In response to Blankenship’s petition, conservative Justice Clarence Thomas wrote a short concurrence in which he raised concerns over the efficacy of Sullivan in the modern media landscape and urged the court to reconsider the actual malice standard in “an appropriate case.”
It’s not the first time Justice Thomas has signaled his openness to reconsideration of the long-held precedent. Last year, he wrote a dissenting opinion following the court’s denial of writ of certiorari in a separate case that he believed to be the proper vehicle for reconsideration of Sullivan.

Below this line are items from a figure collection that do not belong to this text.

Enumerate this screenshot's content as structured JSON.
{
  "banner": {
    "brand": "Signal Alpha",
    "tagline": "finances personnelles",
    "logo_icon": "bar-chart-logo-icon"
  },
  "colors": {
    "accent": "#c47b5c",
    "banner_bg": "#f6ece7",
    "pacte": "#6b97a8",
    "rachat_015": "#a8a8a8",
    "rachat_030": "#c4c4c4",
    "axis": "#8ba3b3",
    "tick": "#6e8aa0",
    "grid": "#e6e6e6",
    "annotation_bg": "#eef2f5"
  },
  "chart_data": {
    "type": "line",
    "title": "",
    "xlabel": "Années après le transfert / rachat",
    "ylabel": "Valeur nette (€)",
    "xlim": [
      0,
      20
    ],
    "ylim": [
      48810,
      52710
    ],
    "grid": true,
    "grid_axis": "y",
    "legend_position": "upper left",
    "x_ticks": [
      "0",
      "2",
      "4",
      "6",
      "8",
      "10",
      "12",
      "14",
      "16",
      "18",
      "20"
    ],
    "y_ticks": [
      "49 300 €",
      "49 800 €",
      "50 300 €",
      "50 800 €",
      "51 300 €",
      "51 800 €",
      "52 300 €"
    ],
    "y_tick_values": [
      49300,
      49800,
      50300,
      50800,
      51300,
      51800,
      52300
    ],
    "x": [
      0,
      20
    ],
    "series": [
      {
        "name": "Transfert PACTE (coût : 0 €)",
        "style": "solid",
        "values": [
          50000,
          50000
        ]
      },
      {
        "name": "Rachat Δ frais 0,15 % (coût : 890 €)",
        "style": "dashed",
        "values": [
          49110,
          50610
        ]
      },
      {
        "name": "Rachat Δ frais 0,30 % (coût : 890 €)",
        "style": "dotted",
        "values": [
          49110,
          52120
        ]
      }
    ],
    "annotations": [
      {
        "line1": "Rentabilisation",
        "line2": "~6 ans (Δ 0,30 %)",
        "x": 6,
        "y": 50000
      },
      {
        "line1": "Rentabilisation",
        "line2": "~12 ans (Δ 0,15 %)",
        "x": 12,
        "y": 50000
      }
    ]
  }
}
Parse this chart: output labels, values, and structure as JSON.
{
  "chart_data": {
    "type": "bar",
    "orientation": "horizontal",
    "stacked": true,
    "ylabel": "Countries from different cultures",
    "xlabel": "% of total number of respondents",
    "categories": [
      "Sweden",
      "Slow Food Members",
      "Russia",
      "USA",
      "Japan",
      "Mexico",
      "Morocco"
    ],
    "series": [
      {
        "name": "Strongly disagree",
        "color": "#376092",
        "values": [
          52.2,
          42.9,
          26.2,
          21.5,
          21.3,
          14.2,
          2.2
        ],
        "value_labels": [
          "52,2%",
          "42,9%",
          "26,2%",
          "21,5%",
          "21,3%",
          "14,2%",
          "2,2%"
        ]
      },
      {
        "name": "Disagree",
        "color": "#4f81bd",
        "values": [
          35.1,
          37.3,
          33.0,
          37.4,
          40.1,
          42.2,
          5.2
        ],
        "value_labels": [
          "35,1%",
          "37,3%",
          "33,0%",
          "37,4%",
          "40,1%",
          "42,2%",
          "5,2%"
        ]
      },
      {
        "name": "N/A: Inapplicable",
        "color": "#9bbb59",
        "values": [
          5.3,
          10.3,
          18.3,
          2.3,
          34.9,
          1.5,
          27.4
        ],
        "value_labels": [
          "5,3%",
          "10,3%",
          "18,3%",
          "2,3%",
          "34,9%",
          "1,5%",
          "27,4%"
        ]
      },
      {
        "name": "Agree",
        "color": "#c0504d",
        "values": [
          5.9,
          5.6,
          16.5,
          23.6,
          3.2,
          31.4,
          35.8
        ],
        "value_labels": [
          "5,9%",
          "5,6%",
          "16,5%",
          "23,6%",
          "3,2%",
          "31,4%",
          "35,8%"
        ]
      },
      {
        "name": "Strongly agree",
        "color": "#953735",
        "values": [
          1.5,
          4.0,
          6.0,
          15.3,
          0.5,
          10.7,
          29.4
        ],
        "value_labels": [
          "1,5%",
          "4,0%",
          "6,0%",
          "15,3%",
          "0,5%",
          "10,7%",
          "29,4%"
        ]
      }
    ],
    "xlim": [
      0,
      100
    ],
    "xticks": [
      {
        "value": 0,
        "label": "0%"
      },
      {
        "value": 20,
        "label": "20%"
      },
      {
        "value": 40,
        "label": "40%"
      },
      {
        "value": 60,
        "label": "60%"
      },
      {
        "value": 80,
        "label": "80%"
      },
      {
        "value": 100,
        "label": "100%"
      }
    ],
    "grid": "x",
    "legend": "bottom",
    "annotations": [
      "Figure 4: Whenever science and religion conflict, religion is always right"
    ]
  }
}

“I would grant certiorari in this case to revisit the ‘actual malice’ standard,” he wrote in 2022. “This case is one of many showing how New York Times and its progeny have allowed media organizations and interest groups ‘to cast false aspersions on public figures with near impunity.’”
In 2021, fellow conservative Justice Neil Gorsuch also voiced his concerns about Sullivan and whether its framework can be justly applied in the current media landscape.
“It’s unclear how well these modern developments serve Sullivan’s original purposes,” he wrote. “Not only has the doctrine evolved into a subsidy for published falsehoods on a scale no one could have foreseen, it has come to leave far more people without redress than anyone could have predicted. Rules intended to ensure a robust debate over actions taken by high public officials carrying out the public’s business increasingly seem to leave even ordinary Americans without recourse for grievous defamation.”